34

In Pascal, nil (the pointer value to "nothing") is a reserved word. Why wasn't it simply a predefined identifier as true and false are, for example?

This is stated in PASCAL User Manual and Report p. 109, as well in the ISO documents ISO 7185:1990 (Pascal) and ISO 10206:1990 (Extended Pascal) both in section 6.1.2.

Leo B.
  • 19,082
  • 5
  • 49
  • 141
JeanPierre
  • 445
  • 4
  • 8
  • 2
    You could fantasize on implementations where NIL could be a function that would return different values over time. – tofro May 07 '18 at 10:08
  • 4
    Because this is Pascal.
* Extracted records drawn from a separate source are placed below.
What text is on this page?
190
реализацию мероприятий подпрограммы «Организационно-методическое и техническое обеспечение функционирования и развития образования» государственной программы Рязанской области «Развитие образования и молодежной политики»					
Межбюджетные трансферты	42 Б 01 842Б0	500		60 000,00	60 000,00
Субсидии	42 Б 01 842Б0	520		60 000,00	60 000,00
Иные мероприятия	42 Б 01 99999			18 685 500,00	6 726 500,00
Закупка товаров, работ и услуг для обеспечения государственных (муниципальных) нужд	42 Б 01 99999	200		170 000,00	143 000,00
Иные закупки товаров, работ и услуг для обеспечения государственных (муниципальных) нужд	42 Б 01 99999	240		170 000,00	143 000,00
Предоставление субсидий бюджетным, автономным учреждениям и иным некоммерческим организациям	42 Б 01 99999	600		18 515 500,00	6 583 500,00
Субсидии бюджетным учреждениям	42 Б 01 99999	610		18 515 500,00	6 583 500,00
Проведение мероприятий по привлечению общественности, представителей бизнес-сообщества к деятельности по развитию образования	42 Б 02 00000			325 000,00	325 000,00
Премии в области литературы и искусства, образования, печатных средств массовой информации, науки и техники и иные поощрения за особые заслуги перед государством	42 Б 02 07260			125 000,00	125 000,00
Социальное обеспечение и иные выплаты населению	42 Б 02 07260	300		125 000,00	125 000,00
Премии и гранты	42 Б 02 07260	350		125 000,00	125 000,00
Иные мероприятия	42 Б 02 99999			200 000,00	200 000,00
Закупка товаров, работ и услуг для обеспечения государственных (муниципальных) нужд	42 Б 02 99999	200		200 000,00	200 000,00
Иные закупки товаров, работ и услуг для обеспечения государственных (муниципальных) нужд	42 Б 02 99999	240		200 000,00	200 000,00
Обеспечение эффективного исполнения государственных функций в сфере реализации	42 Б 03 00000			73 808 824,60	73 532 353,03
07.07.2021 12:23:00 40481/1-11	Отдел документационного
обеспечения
There is no such logic as "simply". Why you have to write PROCEDURE and FUNCTION for every function - in C there is no keyword for this, it is obvious and defined by the context. – i486 May 08 '18 at 12:03
  • 9
    @i486 Actually, C's decision not to have a keyword for function (or type) declaration is problematic for compilers and humans. This is why almost no other languages follow its lead.Off the top of my head I can think of only Java and C++. – JeremyP May 08 '18 at 14:36
  • @JeremyP Pascal syntax is oriented to beginners - to help beginner understand (or think that understands) the program. C syntax is oriented to professionals. If you think that any programming language exists or is necessary only for beginners, then Pascal is the "winner". I don't think. – i486 May 08 '18 at 18:20
  • 6
    Re pascal's PROCEDURE and FUNCTION keywords: Pascal's syntax is largely a result of the first Pascal compiler being recursive descent. For that, you have to be able to tell what you're parsing with only one token of lookahead. – Wayne Conrad May 08 '18 at 20:49
  • @i486 It's one of those little things that allowed Turbo Pascal to be the unbelievably fast compiler that it was (and even more so if you didn't have a hard drive). But the logic is quite simple - procedures and functions are different things. Why would you define them the same way? They're different things in C too; void is not a real type. What's the benefit of doing it the C way? Some languages do treat procedures as functions that return e.g. unit, but C is not one of those languages. – Luaan May 09 '18 at 08:54
  • @Luaan The procedure is a function without return value. Or there is something different? Are they both sequences of commands - yes. Maybe you can answer why Unix and Linux are written in C, and not in Pascal? The compilation would be very fast... The development will be slow but this is not important ...(irony) – i486 May 09 '18 at 09:01
  • 2
    @i486 The motorbike is a bicycle, just without an engine. Totally the same, right? Unix is written in C because the guys who wrote the original Unix also wrote C. LISP would have been the obvious go-to language at the time. Pascal was used for the Apple II's OS, and they certainly didn't complain "the development was slower than with C" - quite the opposite. The vast majority of the code you write in Pascal was much simpler than in C, and the rest you probably wanted written in assembly anyway. Suggesting that having to type "procedure" makes Pascal "slower to code" is ridiculous. – Luaan May 09 '18 at 09:17
  • @Luaan Which Apple II OS is written in Pascal? Maybe UCSD which is not OS for Apple II (only) and is the most dramatic thing useful only for education. All other OS-s are written in assembly - or you don't agree? The development is slower of course because of all PROCEDURE/FUNCTION and := assignments. All extra characters need time to enter and time to read on screen. Linux is written decades after Unix not by the guys who wrote C. But it is not in Pascal. Is this mistake? – i486 May 09 '18 at 09:25
  • 1
    @Luaan The distinction between PROCEDURE and FUNCTION is has nothing to do withnil, and is not a rate-determining step in a Pascal compiler. A bicycle is a motorbike without an engine, not the other way around. Lisp was never an obvious choice for writing operating systems at any time. – user207421 May 09 '18 at 09:56
  • 3
    @Luaan Lisp wasn't the obvious choice at the time, it wasn't even an option. Common Lisp didn't exist yet (although of course there were other lisp implementations), and it would be another couple of decades for Lisp Compilers to come out that both ran fast and produced fast code.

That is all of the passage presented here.